22nd June 2022 – (Hong Kong) The power cable bridge collapsed due to a fire yesterday (21st), resulting in large-scale power outages in Yuen Long, Tin Shui Wai and Tuen Mun.

Legislative Council member Edward Lau Kwok-fan said on a radio program this morning (22nd) that the Emergency Alert System by the government developed with more than HK$100 million public funds was not activated during this large-scale power outage, questioning the standards of the authorities to activate the system. Lau also pointed out that he received a message from CLP at 8.30am this morning that there are still 20,000 households affected and waiting for the power to be restored, and some housing estates have arranged for electricians to be on standby. Another Legislative Councillor, Gary Zhang, also pointed out that he agreed that the government should activate the Emergency Alert System, condemning the government for not having an overall plan for large-scale power outages and reviewing the cooperation between various departments.

Tony Tse Wai-chuen, a Hong Kong surveyor and member of the Legislative Council for Architectural, Surveying, Planning and Landscape said that the main reason for the large-scale power outages this time is because the three main cables supplying power to the three districts were all installed on the same cable bridge. The power demand exceeded the capacity of the original urban planning and infrastructure facilities, so it is necessary to add relevant cables in the later stage. It is believed that there are historical reasons for the cables to cross via open channel by means of a bridge. It is estimated that it is expensive to dig the cable through the open channel from the ground, and there may be technical and safety problems. The construction of the cable bridge requires land on both sides of the open channel. The centralised arrangement of 3 cables increased the risk of accidents. He asked CLP for compensation for the incident, such as electricity bill waivers, to compensate residents for the impact resulted.
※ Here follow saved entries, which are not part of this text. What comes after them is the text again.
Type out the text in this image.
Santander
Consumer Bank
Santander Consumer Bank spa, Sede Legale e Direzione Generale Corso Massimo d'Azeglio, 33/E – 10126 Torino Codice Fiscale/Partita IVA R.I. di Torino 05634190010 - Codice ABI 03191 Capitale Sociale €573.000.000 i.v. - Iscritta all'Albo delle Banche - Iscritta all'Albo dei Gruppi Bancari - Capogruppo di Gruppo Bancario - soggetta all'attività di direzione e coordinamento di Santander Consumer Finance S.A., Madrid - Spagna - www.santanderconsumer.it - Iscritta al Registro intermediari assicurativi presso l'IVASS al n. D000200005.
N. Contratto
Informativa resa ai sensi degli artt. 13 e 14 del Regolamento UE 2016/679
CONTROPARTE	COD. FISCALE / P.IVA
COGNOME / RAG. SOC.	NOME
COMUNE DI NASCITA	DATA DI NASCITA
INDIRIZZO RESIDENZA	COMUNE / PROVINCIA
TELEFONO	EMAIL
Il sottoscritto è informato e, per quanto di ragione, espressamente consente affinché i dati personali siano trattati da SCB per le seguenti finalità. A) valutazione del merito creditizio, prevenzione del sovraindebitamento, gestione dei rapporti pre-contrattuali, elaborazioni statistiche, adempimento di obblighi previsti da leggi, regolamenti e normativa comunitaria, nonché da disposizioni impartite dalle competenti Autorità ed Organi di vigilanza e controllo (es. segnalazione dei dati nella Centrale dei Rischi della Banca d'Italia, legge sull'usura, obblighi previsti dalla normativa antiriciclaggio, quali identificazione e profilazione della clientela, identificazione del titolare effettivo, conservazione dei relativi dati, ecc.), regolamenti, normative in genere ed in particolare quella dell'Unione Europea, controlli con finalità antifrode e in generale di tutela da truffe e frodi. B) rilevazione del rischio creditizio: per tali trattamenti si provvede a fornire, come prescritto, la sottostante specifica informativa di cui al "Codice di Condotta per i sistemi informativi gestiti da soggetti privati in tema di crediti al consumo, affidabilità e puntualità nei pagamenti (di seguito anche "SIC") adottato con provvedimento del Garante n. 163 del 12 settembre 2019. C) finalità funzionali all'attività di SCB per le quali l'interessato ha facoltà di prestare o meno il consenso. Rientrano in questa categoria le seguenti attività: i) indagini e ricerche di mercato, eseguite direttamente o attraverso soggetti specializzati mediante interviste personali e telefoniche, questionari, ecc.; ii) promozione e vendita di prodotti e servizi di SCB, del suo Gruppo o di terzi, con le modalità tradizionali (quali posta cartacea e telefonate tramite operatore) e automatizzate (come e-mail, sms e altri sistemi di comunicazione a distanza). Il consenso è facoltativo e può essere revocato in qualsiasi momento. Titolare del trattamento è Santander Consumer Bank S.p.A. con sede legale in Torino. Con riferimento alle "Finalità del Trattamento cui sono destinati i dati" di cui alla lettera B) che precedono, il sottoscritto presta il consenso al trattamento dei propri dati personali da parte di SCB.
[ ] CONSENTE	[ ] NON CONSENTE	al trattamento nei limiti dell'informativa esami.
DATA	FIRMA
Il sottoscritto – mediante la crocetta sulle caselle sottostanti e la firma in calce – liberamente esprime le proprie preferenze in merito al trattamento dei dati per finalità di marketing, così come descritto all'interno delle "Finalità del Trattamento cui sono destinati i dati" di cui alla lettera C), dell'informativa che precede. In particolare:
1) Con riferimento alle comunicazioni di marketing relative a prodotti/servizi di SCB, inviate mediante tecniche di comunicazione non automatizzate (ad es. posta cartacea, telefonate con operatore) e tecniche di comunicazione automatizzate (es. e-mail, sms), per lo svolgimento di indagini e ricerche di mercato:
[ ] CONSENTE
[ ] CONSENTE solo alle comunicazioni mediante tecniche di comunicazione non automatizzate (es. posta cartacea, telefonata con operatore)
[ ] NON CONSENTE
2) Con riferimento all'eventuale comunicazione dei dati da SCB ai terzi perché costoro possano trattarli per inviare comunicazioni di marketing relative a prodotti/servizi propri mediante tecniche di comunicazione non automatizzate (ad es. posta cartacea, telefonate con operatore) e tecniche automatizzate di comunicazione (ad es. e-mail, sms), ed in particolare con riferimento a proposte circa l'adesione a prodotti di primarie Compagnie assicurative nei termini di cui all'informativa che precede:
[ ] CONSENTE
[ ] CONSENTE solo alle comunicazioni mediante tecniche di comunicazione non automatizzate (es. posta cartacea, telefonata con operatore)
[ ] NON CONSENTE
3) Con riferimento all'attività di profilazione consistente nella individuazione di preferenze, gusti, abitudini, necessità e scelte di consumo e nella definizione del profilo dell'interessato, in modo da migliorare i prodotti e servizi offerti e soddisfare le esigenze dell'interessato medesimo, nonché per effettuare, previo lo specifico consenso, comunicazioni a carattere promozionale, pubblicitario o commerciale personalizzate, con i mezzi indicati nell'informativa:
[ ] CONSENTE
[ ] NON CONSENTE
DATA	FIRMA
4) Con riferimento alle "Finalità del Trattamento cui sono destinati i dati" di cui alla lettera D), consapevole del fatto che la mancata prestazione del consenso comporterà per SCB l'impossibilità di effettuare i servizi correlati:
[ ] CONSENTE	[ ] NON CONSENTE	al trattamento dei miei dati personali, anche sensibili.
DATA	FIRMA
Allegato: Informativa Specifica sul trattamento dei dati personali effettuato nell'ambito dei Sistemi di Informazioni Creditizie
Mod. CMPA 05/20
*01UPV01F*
Earlier, the Government has engaged local mobile network operators (“MNOs”) to set up an emergency alert system (“EAS”) for dissemination of time-critical public announcements and messages (“EAS messages”) via mobile networks to mobile service users during emergency situations like extreme weather, serious public safety and health incidents and more to facilitate the public to adopt contingency measures quickly. The government made use of the EAS for the first time in March this year to remind citizens not to go to Queen Elizabeth Hospital.